Seeing what is, and what will be may let us predict our fate, but in each passing night, an impending darkness increasingly envelops us.
The paintings and writing pose a question about which path to travel when the light fails. The paintings were made just prior to September 11, 2001, and the writing after. I now find it eery how this question has played itself out in so many other ways since I painted them.
On September 11, OBL, in his view, struck back at an empire who had its dirty hands all over the Middle East, and one that was all too complacent in its wealth and entertainment. He gave us a choice about the future we would make for ourselves in the face of our own vulnerability. We had a choice between a reeling darkness, or one of a painful, yet passing night. Our country’s extreme ignorance of our own involvement in the Arab world, coupled with an over-confidence in our vengeful strength, made us choose a violent darkness, which still over-shadows us now.
On this day, we celebrate another visionary, MLK, who gave us another choice over 40 years ago to move out of darkness and through a passing night. I wonder about the paths we have traveled since I painted “Dark and Night.” As we lashed out at the world after September 11, 2001, we turned on ourselves, eroding our civil liberties, relinquishing parts of our democracy, and turning over immense executive power to the president. As we sought to battle this shadowy “evil” in the world, we stepped into the darkness our selves. Once there, it spread over us.

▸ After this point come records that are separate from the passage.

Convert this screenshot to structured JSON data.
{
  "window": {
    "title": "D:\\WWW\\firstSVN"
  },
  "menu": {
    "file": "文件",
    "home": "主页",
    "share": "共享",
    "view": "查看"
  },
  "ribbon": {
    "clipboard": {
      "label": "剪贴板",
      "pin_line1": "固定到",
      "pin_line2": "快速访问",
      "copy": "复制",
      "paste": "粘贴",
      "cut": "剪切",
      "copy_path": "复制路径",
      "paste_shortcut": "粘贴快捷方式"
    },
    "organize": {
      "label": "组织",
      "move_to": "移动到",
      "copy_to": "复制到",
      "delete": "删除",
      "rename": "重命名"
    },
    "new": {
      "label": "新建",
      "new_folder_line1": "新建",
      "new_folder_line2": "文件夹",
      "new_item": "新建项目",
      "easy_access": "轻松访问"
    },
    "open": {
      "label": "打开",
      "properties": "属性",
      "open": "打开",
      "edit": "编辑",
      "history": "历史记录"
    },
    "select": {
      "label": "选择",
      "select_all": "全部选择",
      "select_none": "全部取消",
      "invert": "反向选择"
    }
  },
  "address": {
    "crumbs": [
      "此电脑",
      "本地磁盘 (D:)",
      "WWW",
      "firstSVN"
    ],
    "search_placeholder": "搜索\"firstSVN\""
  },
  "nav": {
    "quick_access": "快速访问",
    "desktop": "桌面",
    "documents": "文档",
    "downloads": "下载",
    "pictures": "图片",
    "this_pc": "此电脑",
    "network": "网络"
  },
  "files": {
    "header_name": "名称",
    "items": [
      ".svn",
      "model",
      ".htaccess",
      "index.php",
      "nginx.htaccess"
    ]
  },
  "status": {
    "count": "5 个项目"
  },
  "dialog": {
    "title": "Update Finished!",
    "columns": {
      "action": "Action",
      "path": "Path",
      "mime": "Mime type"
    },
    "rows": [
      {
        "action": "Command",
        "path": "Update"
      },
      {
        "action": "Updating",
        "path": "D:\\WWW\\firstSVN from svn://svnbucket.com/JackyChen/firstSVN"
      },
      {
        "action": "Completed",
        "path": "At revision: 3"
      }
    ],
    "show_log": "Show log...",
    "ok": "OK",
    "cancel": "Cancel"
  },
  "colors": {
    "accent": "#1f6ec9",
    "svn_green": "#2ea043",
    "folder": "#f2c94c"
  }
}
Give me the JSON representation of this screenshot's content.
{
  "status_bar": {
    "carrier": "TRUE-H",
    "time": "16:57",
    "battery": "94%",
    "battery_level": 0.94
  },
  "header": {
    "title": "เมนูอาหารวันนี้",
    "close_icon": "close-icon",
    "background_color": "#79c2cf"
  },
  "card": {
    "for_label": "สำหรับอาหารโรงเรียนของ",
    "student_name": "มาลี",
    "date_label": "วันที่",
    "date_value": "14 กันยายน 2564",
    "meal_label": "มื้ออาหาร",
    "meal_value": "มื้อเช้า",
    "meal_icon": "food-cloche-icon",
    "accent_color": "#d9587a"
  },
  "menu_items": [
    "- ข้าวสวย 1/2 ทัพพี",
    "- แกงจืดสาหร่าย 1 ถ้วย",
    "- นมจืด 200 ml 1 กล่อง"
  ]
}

Ten years later, the middle east has moved closer to democracy, and we have moved further away from it. We have witnessed the rise of anger as our unifying thread in this country. This anger has manifest itself on the political right, as the Tea party, and the political left as the Occupy movement. In the waning years of the Lost Decade we have seen protests on our streets that haven’t been as large since the days of MLK. But those protests have not been about a rise out of racist darkness, though. Ironically, they have been about just stopping the free fall into the darkness of oppression and fear.
From Wisconsin to Tar Sands, to Occupy, these protests have been about stopping a further slide toward domination and exploitation. Where the civil rights movements were about the advancement of people, and progressive ideals, our protests have been about anger over lost control.
MLK had a dream that we would all be treated equally, and live with dignity and respect. It seems, sadly, that we chased after the first by giving up the later. Finally, ending up with neither. Yes, we, US Americans, are all equal in some ways. We are all equal under an increasingly less democratic and more authoritarian state. We are all on the verge of losing our homes, our livelihoods, and our public safety net. We are all equally threatened by pollution, global warming and natural disasters. We all can equally expect to live less healthy and shorter lives. We have become the huddled masses that we called out for all those 200 years ago, except we aren’t huddled now. We are angry, resentful, overstimulated, distracted, consumers who are moving too fast to know we are in the dark.
The last decade has shown us that we do indeed sink together. When a night was all that approached, we chose a fire in the darkness. It has shown us that we aren’t individuals enough to avoid our collective fate. (Unless, of course, we have become uber-rich, but that may just be an illusion in the end.) In ten years, we have become a mass of small chirping creatures in the shadows, fighting over scraps.
We need to close our eyes to feel a dawn, but when we choose to build a fire, a twilight always burns.
And on that note, have a great holiday.